NORTH ADAMS, Mass. (AP) - A Holocaust museum in western Massachusetts that opened a year and a half ago is shutting down because it hasn’t generated enough interest and it’s about to become harder to pay the rent, the founder says.
The New England Holocaust Institute and Museum in North Adams will close June 30, Darrell English said.
The 650-square-foot storefront museum contains many items from English’s own vast collection of World War II-era memorabilia.

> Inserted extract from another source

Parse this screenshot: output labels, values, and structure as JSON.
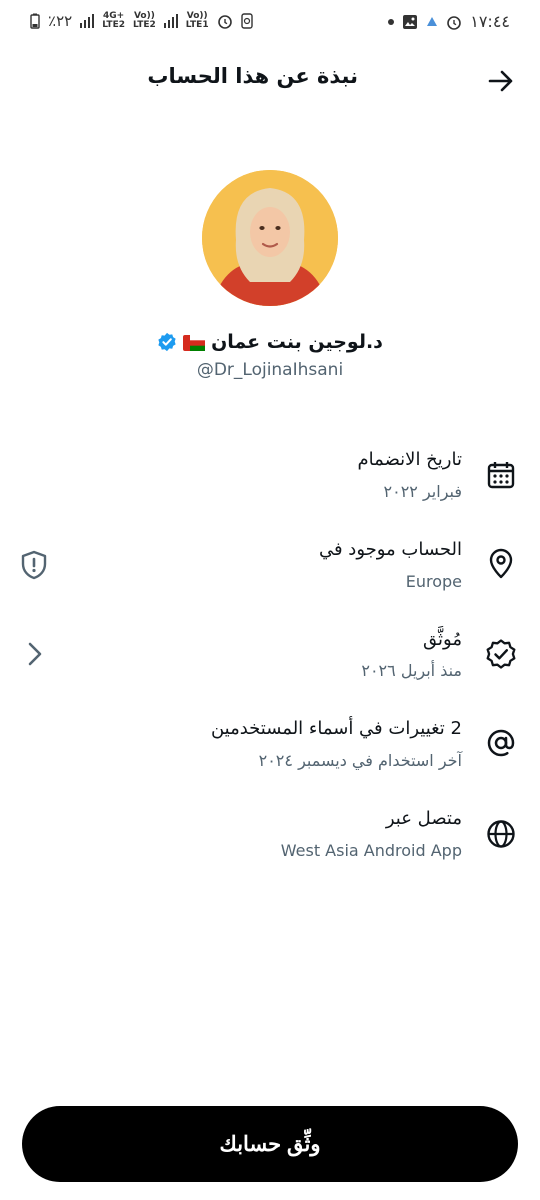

It includes photos, propaganda posters, passports, Nazi documents, even uniforms of both soldiers and prisoners, and represents only a portion of his trove.

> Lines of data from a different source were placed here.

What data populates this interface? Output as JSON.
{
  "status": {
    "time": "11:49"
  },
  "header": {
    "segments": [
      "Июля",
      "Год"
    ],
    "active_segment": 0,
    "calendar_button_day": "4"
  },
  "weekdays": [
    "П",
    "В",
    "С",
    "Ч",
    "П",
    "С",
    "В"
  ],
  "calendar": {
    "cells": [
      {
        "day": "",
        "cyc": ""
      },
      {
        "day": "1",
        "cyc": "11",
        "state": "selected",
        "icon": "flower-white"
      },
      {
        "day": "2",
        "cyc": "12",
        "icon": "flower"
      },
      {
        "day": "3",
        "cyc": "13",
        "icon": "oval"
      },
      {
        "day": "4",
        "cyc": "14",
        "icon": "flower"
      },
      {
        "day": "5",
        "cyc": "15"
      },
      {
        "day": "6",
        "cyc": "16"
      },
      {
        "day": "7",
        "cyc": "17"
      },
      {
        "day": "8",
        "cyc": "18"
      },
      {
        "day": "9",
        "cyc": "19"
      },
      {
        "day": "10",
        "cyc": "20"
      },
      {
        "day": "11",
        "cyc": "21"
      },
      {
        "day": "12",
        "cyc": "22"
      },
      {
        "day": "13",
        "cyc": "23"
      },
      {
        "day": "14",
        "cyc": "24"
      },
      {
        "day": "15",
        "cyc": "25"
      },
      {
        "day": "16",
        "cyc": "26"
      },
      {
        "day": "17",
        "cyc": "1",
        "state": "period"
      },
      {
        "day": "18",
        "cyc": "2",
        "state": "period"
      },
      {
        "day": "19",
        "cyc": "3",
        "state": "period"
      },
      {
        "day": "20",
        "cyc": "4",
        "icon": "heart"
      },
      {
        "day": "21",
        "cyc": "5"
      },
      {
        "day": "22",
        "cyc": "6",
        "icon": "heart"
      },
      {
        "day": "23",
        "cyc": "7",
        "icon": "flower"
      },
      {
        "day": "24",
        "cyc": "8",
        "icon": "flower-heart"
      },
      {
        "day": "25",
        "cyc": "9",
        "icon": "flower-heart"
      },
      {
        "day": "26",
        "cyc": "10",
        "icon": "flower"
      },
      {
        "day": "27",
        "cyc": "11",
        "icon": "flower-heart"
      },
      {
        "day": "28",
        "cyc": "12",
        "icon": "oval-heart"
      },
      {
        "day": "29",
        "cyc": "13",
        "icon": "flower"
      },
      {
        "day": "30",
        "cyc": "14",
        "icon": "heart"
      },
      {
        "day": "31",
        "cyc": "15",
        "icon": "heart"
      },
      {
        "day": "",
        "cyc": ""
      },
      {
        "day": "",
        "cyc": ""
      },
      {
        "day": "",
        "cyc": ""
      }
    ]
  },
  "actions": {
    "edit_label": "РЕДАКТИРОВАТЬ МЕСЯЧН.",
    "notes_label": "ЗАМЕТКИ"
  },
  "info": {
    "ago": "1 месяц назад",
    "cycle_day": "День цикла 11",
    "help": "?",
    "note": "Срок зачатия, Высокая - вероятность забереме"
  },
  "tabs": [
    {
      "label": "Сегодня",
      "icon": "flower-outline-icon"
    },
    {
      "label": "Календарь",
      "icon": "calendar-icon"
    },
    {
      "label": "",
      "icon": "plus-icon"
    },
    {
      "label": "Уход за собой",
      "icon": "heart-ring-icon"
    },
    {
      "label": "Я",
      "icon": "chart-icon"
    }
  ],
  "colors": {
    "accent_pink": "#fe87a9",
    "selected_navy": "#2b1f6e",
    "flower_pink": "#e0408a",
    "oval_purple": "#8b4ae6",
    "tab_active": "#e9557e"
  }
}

English, an antique dealer and collector, tells The Berkshire Eagle (http://bit.ly/1nJGaFj ) he would consider reopening in a more heavily traveled area.
“I don’t want to give up on it here; this is my hometown,” said English. “But there’s just not enough people, not enough interest.”

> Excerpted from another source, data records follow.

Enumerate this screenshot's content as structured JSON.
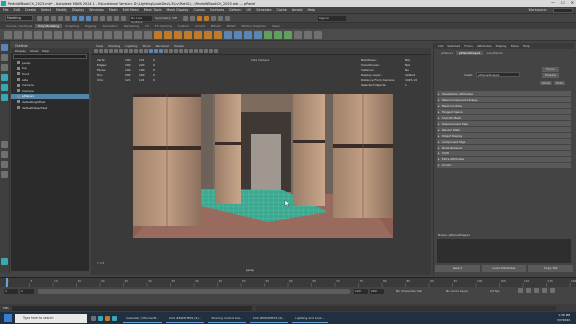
{
  "title": "PedroWBookCh_2023.mb* - Autodesk MAYA 2024.1 - Educational Version: D:\\Lighting\\LookDev\\L3\\Lv\\Poe01\\...\\PedroWBookCh_2023.mb --- pPanel",
  "window_controls": [
    "—",
    "☐",
    "✕"
  ],
  "menu": [
    "File",
    "Edit",
    "Create",
    "Select",
    "Modify",
    "Display",
    "Windows",
    "Mesh",
    "Edit Mesh",
    "Mesh Tools",
    "Mesh Display",
    "Curves",
    "Surfaces",
    "Deform",
    "UV",
    "Generate",
    "Cache",
    "Arnold",
    "Help"
  ],
  "workspace_label": "Workspace:",
  "status": {
    "mode": "Modeling",
    "live": "No Live Surface",
    "symmetry": "Symmetry: Off",
    "sign_in": "Sign In"
  },
  "shelf_tabs": [
    "Curves / Surfaces",
    "Poly Modeling",
    "Sculpting",
    "Rigging",
    "Animation",
    "Rendering",
    "FX",
    "FX Caching",
    "Custom",
    "Arnold",
    "Bifrost",
    "MASH",
    "Motion Graphics",
    "XGen"
  ],
  "shelf_active": "Poly Modeling",
  "outliner": {
    "title": "Outliner",
    "menu": [
      "Display",
      "Show",
      "Help"
    ],
    "items": [
      "persp",
      "top",
      "front",
      "side",
      "Camera",
      "Camera",
      "pPlane1",
      "defaultLightSet",
      "defaultObjectSet"
    ],
    "selected": "pPlane1"
  },
  "viewport": {
    "menu": [
      "View",
      "Shading",
      "Lighting",
      "Show",
      "Renderer",
      "Panels"
    ],
    "hud_title": "Side Camera",
    "stats_left": [
      {
        "label": "Verts:",
        "a": "100",
        "b": "121",
        "c": "0"
      },
      {
        "label": "Edges:",
        "a": "200",
        "b": "220",
        "c": "0"
      },
      {
        "label": "Faces:",
        "a": "100",
        "b": "100",
        "c": "0"
      },
      {
        "label": "Tris:",
        "a": "200",
        "b": "200",
        "c": "0"
      },
      {
        "label": "UVs:",
        "a": "121",
        "b": "121",
        "c": "0"
      }
    ],
    "stats_right": [
      {
        "label": "Backfaces:",
        "value": "N/A"
      },
      {
        "label": "Smoothness:",
        "value": "N/A"
      },
      {
        "label": "Instance:",
        "value": "No"
      },
      {
        "label": "Display Layer:",
        "value": "default"
      },
      {
        "label": "Distance From Camera:",
        "value": "1025.19"
      },
      {
        "label": "Selected Objects:",
        "value": "1"
      }
    ],
    "camera": "persp",
    "axes": "Y X Z"
  },
  "attribute_editor": {
    "tabs": [
      "List",
      "Selected",
      "Focus",
      "Attributes",
      "Display",
      "Show",
      "Help"
    ],
    "node_tabs": [
      "pPlane1",
      "pPlaneShape1",
      "polyPlane1"
    ],
    "node_label": "mesh:",
    "node_value": "pPlaneShape1",
    "focus_button": "Focus",
    "presets_button": "Presets",
    "show_button": "Show",
    "hide_button": "Hide",
    "sections": [
      "Tessellation Attributes",
      "Mesh Component Display",
      "Mesh Controls",
      "Tangent Space",
      "Smooth Mesh",
      "Displacement Map",
      "Render Stats",
      "Object Display",
      "Component Tags",
      "Node Behavior",
      "UUID",
      "Extra Attributes",
      "Arnold",
      "Notes: pPlaneShape1"
    ],
    "notes": "Notes: pPlaneShape1",
    "buttons": [
      "Select",
      "Load Attributes",
      "Copy Tab"
    ]
  },
  "time": {
    "ticks": [
      "1",
      "5",
      "10",
      "15",
      "20",
      "25",
      "30",
      "35",
      "40",
      "45",
      "50",
      "55",
      "60",
      "65",
      "70",
      "75",
      "80",
      "85",
      "90",
      "95",
      "100",
      "105",
      "110",
      "115",
      "120"
    ],
    "range_start": "1",
    "range_end": "120",
    "anim_end": "200",
    "current_frame": "1",
    "no_character": "No Character Set",
    "no_anim_layer": "No Anim Layer",
    "fps": "24 fps"
  },
  "cmdline": {
    "label": "MEL"
  },
  "taskbar": {
    "search": "Type here to search",
    "tasks": [
      "Calendar | Microsoft...",
      "CXA #KW2HE29 (2)...",
      "Sharing control bar...",
      "CXA #KW2HE29 (2)...",
      "Lighting and Look..."
    ],
    "time": "1:36 PM",
    "date": "3/7/2024"
  },
  "colors": {
    "accent": "#5285a6",
    "panel": "#444444",
    "dark": "#2b2b2b",
    "ground": "#3ba88f"
  }
}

English expressed a certain amount of frustration that more schools haven’t turned to the museum as an educational resource.
“I should be the go-to place, and it perplexes me,” he said.
In addition, his wife is retiring at the end of June, and they will no longer be able to make the rent.
The items at the museum depict the rise of Nazism and the demonization of Jews through the national media. Among the exhibits are rare photographs of life in the concentration camps.